BEiT Base Patch16 224

Property	Value
Parameter Count	86.5M
License	Apache 2.0
Architecture	Vision Transformer (ViT)
Paper	BEiT: BERT Pre-Training of Image Transformers
Image Size	224 x 224

What is beit_base_patch16_224.in22k_ft_in22k_in1k?

This is a powerful vision transformer model that implements the BEiT (BERT Pre-training of Image Transformers) architecture. It was initially pre-trained on ImageNet-22k using self-supervised masked image modeling (MIM) with a DALL-E dVAE visual tokenizer, then fine-tuned sequentially on ImageNet-22k and ImageNet-1k datasets.

Implementation Details

The model processes images by dividing them into 16x16 patches and employs a transformer architecture with 86.5M parameters. It operates with 17.6 GMACs and generates 23.9M activations during processing. The architecture follows the proven vision transformer approach while incorporating BERT-style pre-training mechanisms.

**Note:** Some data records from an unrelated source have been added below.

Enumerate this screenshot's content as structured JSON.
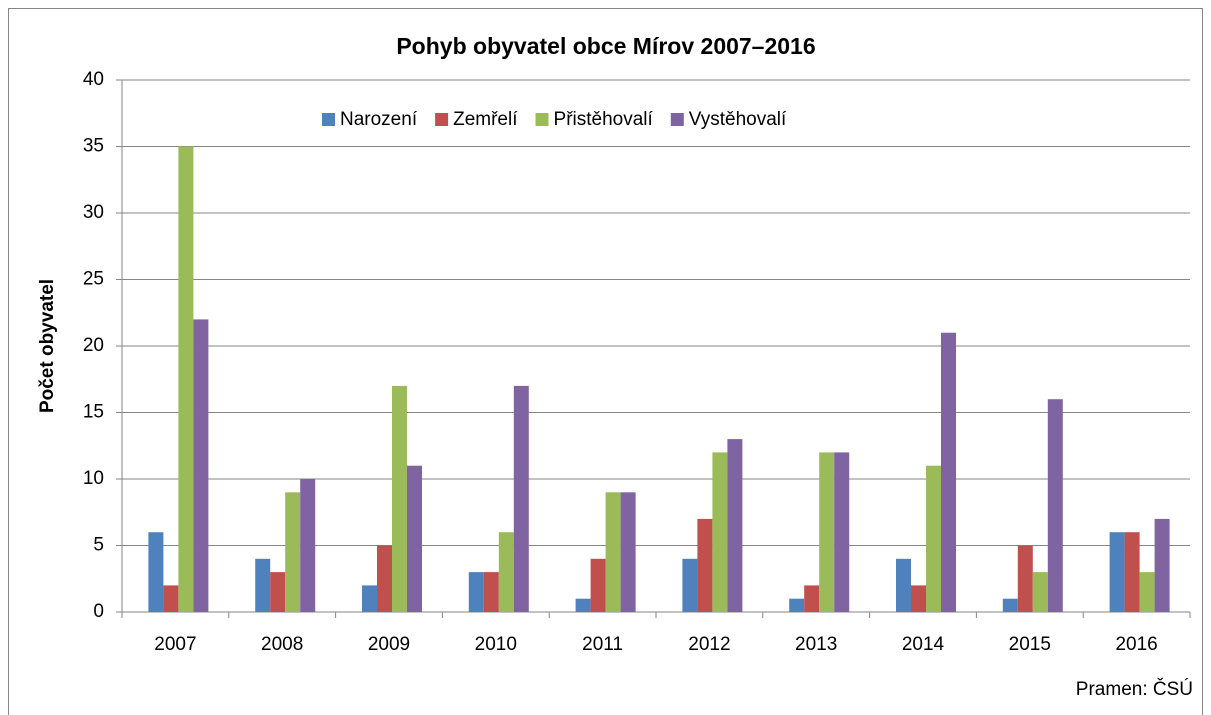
{
  "chart_data": {
    "type": "bar",
    "title": "Pohyb obyvatel obce Mírov 2007–2016",
    "y_label": "Počet obyvatel",
    "source": "Pramen: ČSÚ",
    "categories": [
      "2007",
      "2008",
      "2009",
      "2010",
      "2011",
      "2012",
      "2013",
      "2014",
      "2015",
      "2016"
    ],
    "series": [
      {
        "name": "Narození",
        "color": "#4f81bd",
        "values": [
          6,
          4,
          2,
          3,
          1,
          4,
          1,
          4,
          1,
          6
        ]
      },
      {
        "name": "Zemřelí",
        "color": "#c0504d",
        "values": [
          2,
          3,
          5,
          3,
          4,
          7,
          2,
          2,
          5,
          6
        ]
      },
      {
        "name": "Přistěhovalí",
        "color": "#9bbb59",
        "values": [
          35,
          9,
          17,
          6,
          9,
          12,
          12,
          11,
          3,
          3
        ]
      },
      {
        "name": "Vystěhovalí",
        "color": "#8064a2",
        "values": [
          22,
          10,
          11,
          17,
          9,
          13,
          12,
          21,
          16,
          7
        ]
      }
    ],
    "ylim": [
      0,
      40
    ],
    "yticks": [
      0,
      5,
      10,
      15,
      20,
      25,
      30,
      35,
      40
    ],
    "grid": true,
    "legend": "top"
  }
}
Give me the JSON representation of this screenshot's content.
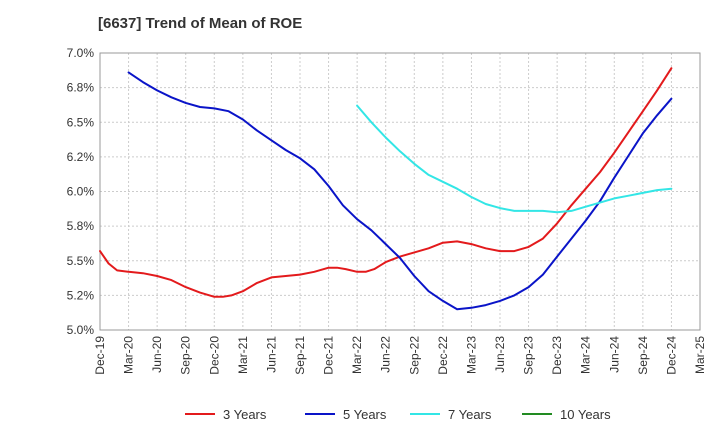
{
  "chart_data": {
    "type": "line",
    "title": "[6637]  Trend of Mean of ROE",
    "xlabel": "",
    "ylabel": "",
    "ylim": [
      5.0,
      7.0
    ],
    "grid": "horizontal",
    "legend_position": "bottom",
    "x_tick_labels": [
      "Dec-19",
      "Mar-20",
      "Jun-20",
      "Sep-20",
      "Dec-20",
      "Mar-21",
      "Jun-21",
      "Sep-21",
      "Dec-21",
      "Mar-22",
      "Jun-22",
      "Sep-22",
      "Dec-22",
      "Mar-23",
      "Jun-23",
      "Sep-23",
      "Dec-23",
      "Mar-24",
      "Jun-24",
      "Sep-24",
      "Dec-24",
      "Mar-25"
    ],
    "y_tick_labels": [
      "7.0%",
      "6.8%",
      "6.5%",
      "6.2%",
      "6.0%",
      "5.8%",
      "5.5%",
      "5.2%",
      "5.0%"
    ],
    "y_tick_values": [
      7.0,
      6.75,
      6.5,
      6.25,
      6.0,
      5.75,
      5.5,
      5.25,
      5.0
    ],
    "series": [
      {
        "name": "3 Years",
        "color": "#e31a1c",
        "x": [
          0,
          0.3,
          0.6,
          1,
          1.5,
          2,
          2.5,
          3,
          3.5,
          4,
          4.3,
          4.6,
          5,
          5.5,
          6,
          6.5,
          7,
          7.5,
          8,
          8.3,
          8.6,
          9,
          9.3,
          9.6,
          10,
          10.5,
          11,
          11.5,
          12,
          12.5,
          13,
          13.5,
          14,
          14.5,
          15,
          15.5,
          16,
          16.5,
          17,
          17.5,
          18,
          18.5,
          19,
          19.5,
          20
        ],
        "y": [
          5.57,
          5.48,
          5.43,
          5.42,
          5.41,
          5.39,
          5.36,
          5.31,
          5.27,
          5.24,
          5.24,
          5.25,
          5.28,
          5.34,
          5.38,
          5.39,
          5.4,
          5.42,
          5.45,
          5.45,
          5.44,
          5.42,
          5.42,
          5.44,
          5.49,
          5.53,
          5.56,
          5.59,
          5.63,
          5.64,
          5.62,
          5.59,
          5.57,
          5.57,
          5.6,
          5.66,
          5.77,
          5.9,
          6.02,
          6.14,
          6.28,
          6.43,
          6.58,
          6.73,
          6.89
        ]
      },
      {
        "name": "5 Years",
        "color": "#0a14c8",
        "x": [
          1,
          1.5,
          2,
          2.5,
          3,
          3.5,
          4,
          4.5,
          5,
          5.5,
          6,
          6.5,
          7,
          7.5,
          8,
          8.5,
          9,
          9.5,
          10,
          10.5,
          11,
          11.5,
          12,
          12.5,
          13,
          13.5,
          14,
          14.5,
          15,
          15.5,
          16,
          16.5,
          17,
          17.5,
          18,
          18.5,
          19,
          19.5,
          20
        ],
        "y": [
          6.86,
          6.79,
          6.73,
          6.68,
          6.64,
          6.61,
          6.6,
          6.58,
          6.52,
          6.44,
          6.37,
          6.3,
          6.24,
          6.16,
          6.04,
          5.9,
          5.8,
          5.72,
          5.62,
          5.52,
          5.39,
          5.28,
          5.21,
          5.15,
          5.16,
          5.18,
          5.21,
          5.25,
          5.31,
          5.4,
          5.53,
          5.66,
          5.79,
          5.93,
          6.1,
          6.26,
          6.42,
          6.55,
          6.67
        ]
      },
      {
        "name": "7 Years",
        "color": "#33e6e6",
        "x": [
          9,
          9.5,
          10,
          10.5,
          11,
          11.5,
          12,
          12.5,
          13,
          13.5,
          14,
          14.5,
          15,
          15.5,
          16,
          16.5,
          17,
          17.5,
          18,
          18.5,
          19,
          19.5,
          20
        ],
        "y": [
          6.62,
          6.5,
          6.39,
          6.29,
          6.2,
          6.12,
          6.07,
          6.02,
          5.96,
          5.91,
          5.88,
          5.86,
          5.86,
          5.86,
          5.85,
          5.86,
          5.89,
          5.92,
          5.95,
          5.97,
          5.99,
          6.01,
          6.02
        ]
      },
      {
        "name": "10 Years",
        "color": "#228b22",
        "x": [],
        "y": []
      }
    ]
  }
}
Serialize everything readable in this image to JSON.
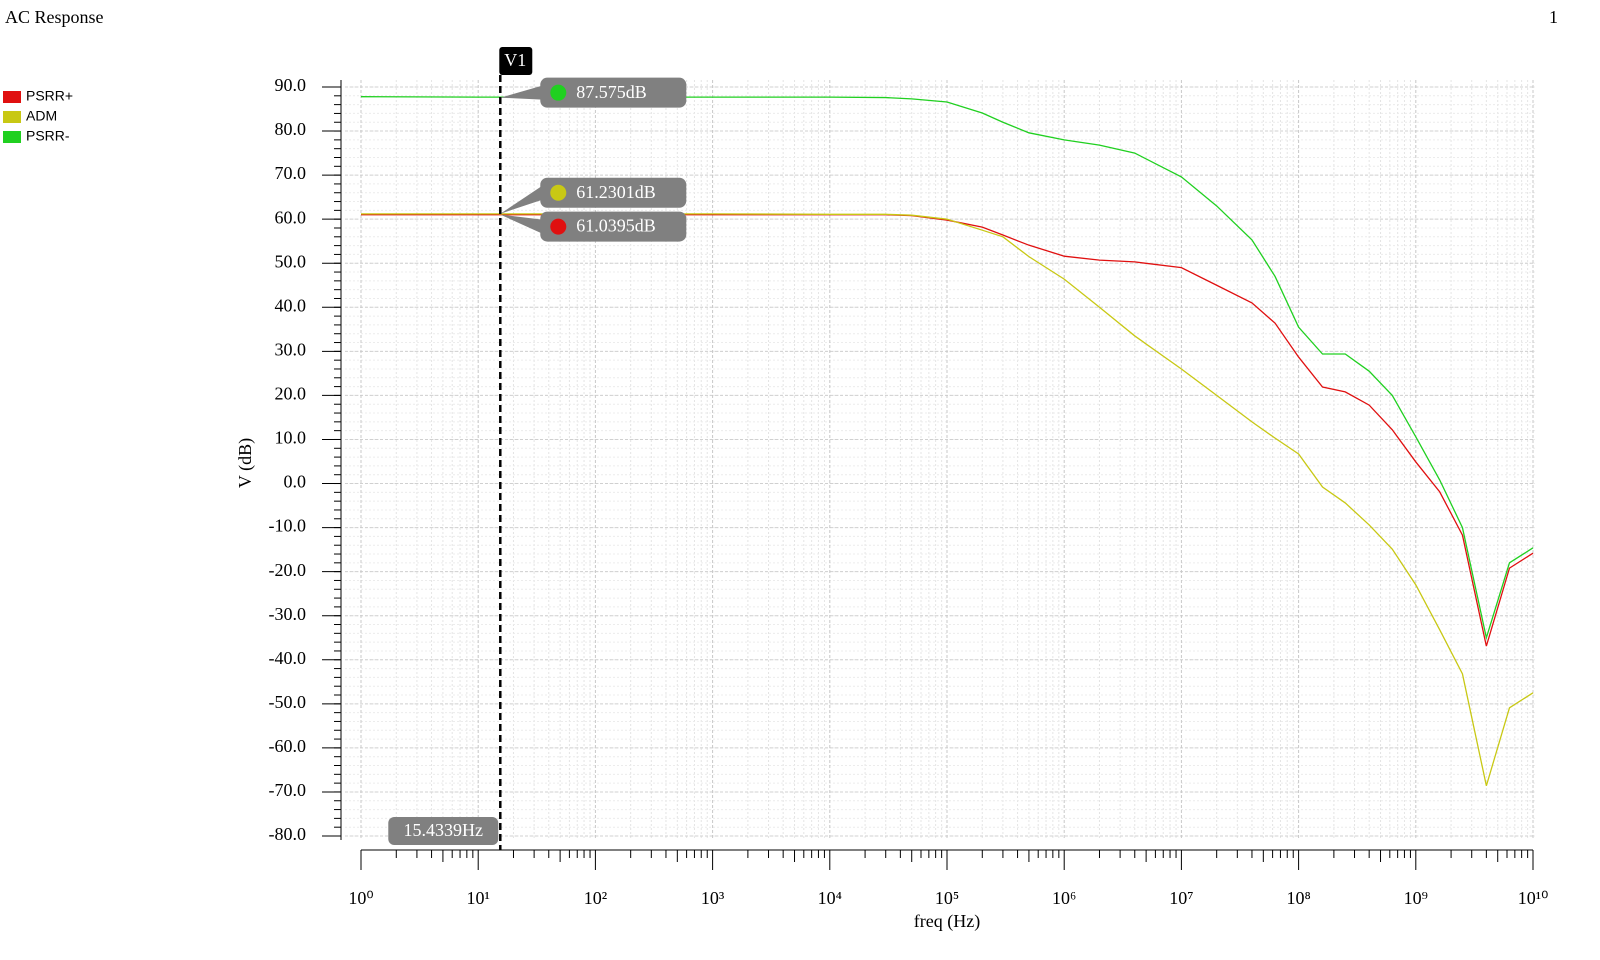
{
  "window_index": "1",
  "chart_data": {
    "type": "line",
    "title": "AC Response",
    "x_label": "freq (Hz)",
    "y_label": "V (dB)",
    "x_scale": "log",
    "grid": true,
    "xlim": [
      1,
      10000000000
    ],
    "ylim": [
      -80,
      90
    ],
    "xticks": [
      {
        "value": 1,
        "label": "10⁰"
      },
      {
        "value": 10,
        "label": "10¹"
      },
      {
        "value": 100,
        "label": "10²"
      },
      {
        "value": 1000,
        "label": "10³"
      },
      {
        "value": 10000,
        "label": "10⁴"
      },
      {
        "value": 100000,
        "label": "10⁵"
      },
      {
        "value": 1000000,
        "label": "10⁶"
      },
      {
        "value": 10000000,
        "label": "10⁷"
      },
      {
        "value": 100000000,
        "label": "10⁸"
      },
      {
        "value": 1000000000,
        "label": "10⁹"
      },
      {
        "value": 10000000000,
        "label": "10¹⁰"
      }
    ],
    "yticks": [
      {
        "value": 90,
        "label": "90.0"
      },
      {
        "value": 80,
        "label": "80.0"
      },
      {
        "value": 70,
        "label": "70.0"
      },
      {
        "value": 60,
        "label": "60.0"
      },
      {
        "value": 50,
        "label": "50.0"
      },
      {
        "value": 40,
        "label": "40.0"
      },
      {
        "value": 30,
        "label": "30.0"
      },
      {
        "value": 20,
        "label": "20.0"
      },
      {
        "value": 10,
        "label": "10.0"
      },
      {
        "value": 0,
        "label": "0.0"
      },
      {
        "value": -10,
        "label": "-10.0"
      },
      {
        "value": -20,
        "label": "-20.0"
      },
      {
        "value": -30,
        "label": "-30.0"
      },
      {
        "value": -40,
        "label": "-40.0"
      },
      {
        "value": -50,
        "label": "-50.0"
      },
      {
        "value": -60,
        "label": "-60.0"
      },
      {
        "value": -70,
        "label": "-70.0"
      },
      {
        "value": -80,
        "label": "-80.0"
      }
    ],
    "x": [
      1,
      10,
      100,
      1000,
      10000,
      30000,
      50000,
      100000,
      200000,
      300000,
      500000,
      1000000,
      2000000,
      4000000,
      10000000,
      20000000,
      40000000,
      63000000,
      100000000,
      160000000,
      250000000,
      400000000,
      630000000,
      1000000000,
      1600000000,
      2500000000,
      4000000000,
      6300000000,
      10000000000
    ],
    "series": [
      {
        "name": "PSRR+",
        "color": "#e01010",
        "cursor_value": 61.0395,
        "cursor_label": "61.0395dB",
        "values": [
          61.0,
          61.0,
          61.0,
          61.0,
          61.0,
          61.0,
          60.8,
          59.8,
          58.2,
          56.4,
          54.1,
          51.6,
          50.7,
          50.3,
          49.0,
          45.0,
          41.0,
          36.4,
          28.7,
          21.9,
          20.8,
          17.8,
          12.2,
          4.9,
          -1.9,
          -11.7,
          -36.9,
          -19.2,
          -15.8
        ]
      },
      {
        "name": "ADM",
        "color": "#c8c814",
        "cursor_value": 61.2301,
        "cursor_label": "61.2301dB",
        "values": [
          61.2,
          61.2,
          61.2,
          61.2,
          61.1,
          61.1,
          60.9,
          60.0,
          57.5,
          56.0,
          51.5,
          46.4,
          40.0,
          33.5,
          26.0,
          20.0,
          14.0,
          10.3,
          6.7,
          -0.8,
          -4.4,
          -9.4,
          -14.9,
          -23.0,
          -33.2,
          -43.2,
          -68.6,
          -50.9,
          -47.5
        ]
      },
      {
        "name": "PSRR-",
        "color": "#20d020",
        "cursor_value": 87.575,
        "cursor_label": "87.575dB",
        "values": [
          87.8,
          87.7,
          87.7,
          87.7,
          87.7,
          87.6,
          87.3,
          86.6,
          84.1,
          82.0,
          79.6,
          78.0,
          76.8,
          75.0,
          69.6,
          63.0,
          55.3,
          47.0,
          35.5,
          29.4,
          29.4,
          25.5,
          20.0,
          10.6,
          0.8,
          -10.0,
          -35.0,
          -18.0,
          -14.6
        ]
      }
    ],
    "cursor": {
      "name": "V1",
      "x": 15.4339,
      "x_label": "15.4339Hz"
    }
  }
}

Pre-trained using masked image modeling on ImageNet-22k
Fine-tuned on ImageNet-22k and ImageNet-1k
Uses 16x16 pixel patches for image processing
Implements DALL-E dVAE as visual tokenizer

Core Capabilities

Image Classification
Feature Extraction
Transfer Learning
Visual Representation Learning

Frequently Asked Questions

Q: What makes this model unique?

This model uniquely combines BERT-style pre-training with vision transformers, using masked image modeling for self-supervised learning. The dual fine-tuning process on both ImageNet-22k and ImageNet-1k datasets provides robust visual understanding capabilities.

Q: What are the recommended use cases?

The model excels in image classification tasks and can be used for feature extraction in downstream computer vision applications. It's particularly well-suited for scenarios requiring rich visual understanding and transfer learning capabilities.